Use a Model¶
For this tutorial we’ll be using Models that exist within DFFML.
We’re going to create a TensorFlow classification model, we’ll need to install
the dffml-model-tensorflow
plugin.
$ python -m pip install dffml-model-tensorflow
Iris Dataset¶
We’re going to train the model on the iris dataset. Let’s download the training and test files now.
The sha384sum
commands are do ensure we downloaded the correct data.
$ wget http://download.tensorflow.org/data/iris_training.csv
--2020-10-16 15:19:54-- http://download.tensorflow.org/data/iris_training.csv
200 OK
Length: 2194 (2.1K) [text/csv]
Saving to: ‘iris_training.csv’
iris_training.csv 100%[==========================================================================================================>] 2.14K --.-KB/s in 0s
2020-10-16 15:19:54 (111 MB/s) - ‘iris_training.csv’ saved [2194/2194]
$ wget http://download.tensorflow.org/data/iris_test.csv
--2020-10-16 15:19:54-- http://download.tensorflow.org/data/iris_test.csv
200 OK
Length: 573 [text/csv]
Saving to: ‘iris_test.csv’
iris_test.csv 100%[==========================================================================================================>] 573 --.-KB/s in 0s
2020-10-16 15:19:54 (71.4 MB/s) - ‘iris_test.csv’ saved [573/573]
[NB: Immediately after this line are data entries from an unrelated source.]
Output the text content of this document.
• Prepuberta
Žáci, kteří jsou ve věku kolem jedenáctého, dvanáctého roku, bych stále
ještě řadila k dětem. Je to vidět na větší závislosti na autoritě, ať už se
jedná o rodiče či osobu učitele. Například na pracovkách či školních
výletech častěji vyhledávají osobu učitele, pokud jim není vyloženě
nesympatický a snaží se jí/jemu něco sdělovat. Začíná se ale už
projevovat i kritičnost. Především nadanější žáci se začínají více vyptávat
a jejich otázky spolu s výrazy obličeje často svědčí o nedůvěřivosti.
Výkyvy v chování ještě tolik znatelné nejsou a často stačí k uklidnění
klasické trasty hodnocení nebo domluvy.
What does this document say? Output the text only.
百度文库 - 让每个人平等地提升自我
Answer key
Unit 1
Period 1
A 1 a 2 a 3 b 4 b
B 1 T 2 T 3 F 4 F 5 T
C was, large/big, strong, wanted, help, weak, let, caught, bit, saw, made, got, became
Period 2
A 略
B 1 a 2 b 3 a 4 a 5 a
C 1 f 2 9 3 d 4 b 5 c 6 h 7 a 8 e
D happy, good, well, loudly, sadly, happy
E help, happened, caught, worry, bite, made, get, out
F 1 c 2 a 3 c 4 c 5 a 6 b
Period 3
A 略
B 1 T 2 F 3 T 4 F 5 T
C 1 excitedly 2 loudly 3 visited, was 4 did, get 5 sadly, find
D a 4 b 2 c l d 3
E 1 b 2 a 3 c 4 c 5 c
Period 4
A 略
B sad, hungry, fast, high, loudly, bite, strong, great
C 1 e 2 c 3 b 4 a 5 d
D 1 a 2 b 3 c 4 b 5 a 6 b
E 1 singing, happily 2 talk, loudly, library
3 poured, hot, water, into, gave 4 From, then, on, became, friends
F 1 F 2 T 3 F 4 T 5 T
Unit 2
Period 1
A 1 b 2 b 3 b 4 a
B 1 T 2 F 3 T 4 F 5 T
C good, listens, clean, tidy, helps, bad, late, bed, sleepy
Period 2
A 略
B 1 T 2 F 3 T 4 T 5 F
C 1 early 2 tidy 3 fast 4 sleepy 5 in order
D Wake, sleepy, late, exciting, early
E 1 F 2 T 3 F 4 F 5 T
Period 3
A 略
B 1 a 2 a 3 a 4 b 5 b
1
$ echo '376c8ea3b7f85caff195b4abe62f34e8f4e7aece8bd087bbd746518a9d1fd60ae3b4274479f88ab0aa5c839460d535ef iris_training.csv' | sha384sum -c -
iris_training.csv: OK
$ echo '8c2cda42ce5ce6f977d17d668b1c98a45bfe320175f33e97293c62ab543b3439eab934d8e11b1208de1e4a9eb1957714 iris_test.csv' | sha384sum -c -
iris_test.csv: OK
$ sed -i 's/.*setosa,versicolor,virginica/SepalLength,SepalWidth,PetalLength,PetalWidth,classification/g' iris_training.csv iris_test.csv
Python Usage¶
We can create a Tensorflow classification model from Python code as follows.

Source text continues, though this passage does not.